The Electric Reliability Counsel of Texas (ERCOT) is feeling a little better about Texas’ chances of having enough electricity to meet demand this summer and in 2014.  The North American Electric Reliability Corp (NERC) is not so sure.  NERC is the federal authority responsible for the reliability of the country’s electricity grids.

ERCOT has issued a number of warnings in recent years about potentially not having enough electricity supply to meet demand during peak periods; warning last summer that blackouts or calls for emergency conservation could occur if there was a sudden spike in demand our unexpected loss of power generating capacity.

At issue is the so called reserve margin.  The reserve margin is the safety cushion between expected peak demand for electricity and the supply that the electricity grid is able to provide at full strength.  Having an adequate reserve margin insures against blackouts in the event of weather related spikes in electricity demand such as summer heat waves.  It also helps in the event that there is a loss in power production as sometimes happens as a result of bad weather. 

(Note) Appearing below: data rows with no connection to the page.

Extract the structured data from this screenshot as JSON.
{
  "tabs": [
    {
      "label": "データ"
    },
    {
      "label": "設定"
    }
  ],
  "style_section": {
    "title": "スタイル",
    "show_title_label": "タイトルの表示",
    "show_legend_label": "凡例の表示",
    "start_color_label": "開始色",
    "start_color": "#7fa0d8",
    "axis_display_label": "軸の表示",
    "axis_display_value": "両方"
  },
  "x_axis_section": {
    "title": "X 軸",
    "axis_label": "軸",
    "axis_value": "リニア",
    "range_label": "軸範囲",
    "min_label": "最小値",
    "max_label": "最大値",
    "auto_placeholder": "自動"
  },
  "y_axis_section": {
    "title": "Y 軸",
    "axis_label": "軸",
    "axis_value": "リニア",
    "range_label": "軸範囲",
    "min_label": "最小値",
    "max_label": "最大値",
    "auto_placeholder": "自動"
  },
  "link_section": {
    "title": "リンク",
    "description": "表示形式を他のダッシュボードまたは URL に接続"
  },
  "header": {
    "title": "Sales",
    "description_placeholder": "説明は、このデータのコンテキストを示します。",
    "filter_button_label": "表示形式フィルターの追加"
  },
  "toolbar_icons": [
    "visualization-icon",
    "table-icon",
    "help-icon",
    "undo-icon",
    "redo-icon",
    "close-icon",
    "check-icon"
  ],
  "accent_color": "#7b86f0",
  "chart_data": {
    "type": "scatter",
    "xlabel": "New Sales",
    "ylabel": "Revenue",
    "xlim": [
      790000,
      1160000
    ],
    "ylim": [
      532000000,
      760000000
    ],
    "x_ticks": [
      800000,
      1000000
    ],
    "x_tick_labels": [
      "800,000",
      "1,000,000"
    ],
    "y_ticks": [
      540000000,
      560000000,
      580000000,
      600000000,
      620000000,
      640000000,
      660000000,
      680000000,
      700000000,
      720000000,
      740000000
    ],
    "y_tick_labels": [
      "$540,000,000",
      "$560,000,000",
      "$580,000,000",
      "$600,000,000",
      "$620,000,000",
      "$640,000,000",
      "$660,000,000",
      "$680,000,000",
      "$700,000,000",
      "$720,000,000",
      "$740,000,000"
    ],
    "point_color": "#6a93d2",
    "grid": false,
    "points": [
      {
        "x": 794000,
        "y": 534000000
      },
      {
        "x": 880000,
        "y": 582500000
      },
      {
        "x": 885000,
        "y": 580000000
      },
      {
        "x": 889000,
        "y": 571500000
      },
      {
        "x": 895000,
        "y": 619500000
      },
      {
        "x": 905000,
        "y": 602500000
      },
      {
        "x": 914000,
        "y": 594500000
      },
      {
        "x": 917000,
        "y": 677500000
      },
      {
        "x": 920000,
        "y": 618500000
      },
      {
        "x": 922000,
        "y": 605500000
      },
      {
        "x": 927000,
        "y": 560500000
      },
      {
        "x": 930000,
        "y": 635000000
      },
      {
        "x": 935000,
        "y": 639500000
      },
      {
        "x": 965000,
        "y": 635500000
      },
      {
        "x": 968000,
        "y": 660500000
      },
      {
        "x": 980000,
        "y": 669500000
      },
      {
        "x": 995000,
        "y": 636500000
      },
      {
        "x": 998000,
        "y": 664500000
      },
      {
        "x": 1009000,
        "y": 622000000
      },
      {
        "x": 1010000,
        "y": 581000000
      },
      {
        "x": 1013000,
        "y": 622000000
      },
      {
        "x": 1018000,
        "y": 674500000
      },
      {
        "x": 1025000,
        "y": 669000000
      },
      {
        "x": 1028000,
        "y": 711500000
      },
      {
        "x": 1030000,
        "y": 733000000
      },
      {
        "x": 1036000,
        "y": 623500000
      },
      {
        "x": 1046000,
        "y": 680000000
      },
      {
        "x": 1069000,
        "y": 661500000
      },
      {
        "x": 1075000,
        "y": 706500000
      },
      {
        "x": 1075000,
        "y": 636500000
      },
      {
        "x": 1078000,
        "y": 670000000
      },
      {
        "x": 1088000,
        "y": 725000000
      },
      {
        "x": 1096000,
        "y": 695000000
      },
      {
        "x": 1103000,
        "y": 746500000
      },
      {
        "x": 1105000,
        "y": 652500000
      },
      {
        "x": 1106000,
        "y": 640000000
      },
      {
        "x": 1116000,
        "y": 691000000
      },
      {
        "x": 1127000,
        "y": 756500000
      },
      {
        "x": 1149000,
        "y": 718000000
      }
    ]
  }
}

13.75% is considered an adequate reserve margin for the Texas electric grid.  NERC anticipates that Texas will have a 12.88% reserve margin (pdf) this summer.  That equates to 6,780 MW of power.  ERCOT officials, however, are saying that they are comfortable that the state will make it through the summer without any significant issues based on their projections of a relatively mild summer.

Texas, which operates its own grid independent from the major continental US grids, is deregulated and relies on free market dynamics to ensure that there is enough electricity to meet demand and that electricity prices reflect market balance.   In this model, independently owned power producers sell their electricity to retail electricity providers in a wholesale market.

Cheap electricity in Texas for the past few years, while great for the consumer, has made it tough for power generators to invest in more capacity.  This has resulted in the current tight margin between supply and demand for electricity and has lead some to (unsuccessfully) try to push the state into a capacity market model for electricity.  ERCOT indicates that new natural gas power plants expected to come online in 2014 along with an improved demand response program will improve the situation going forward.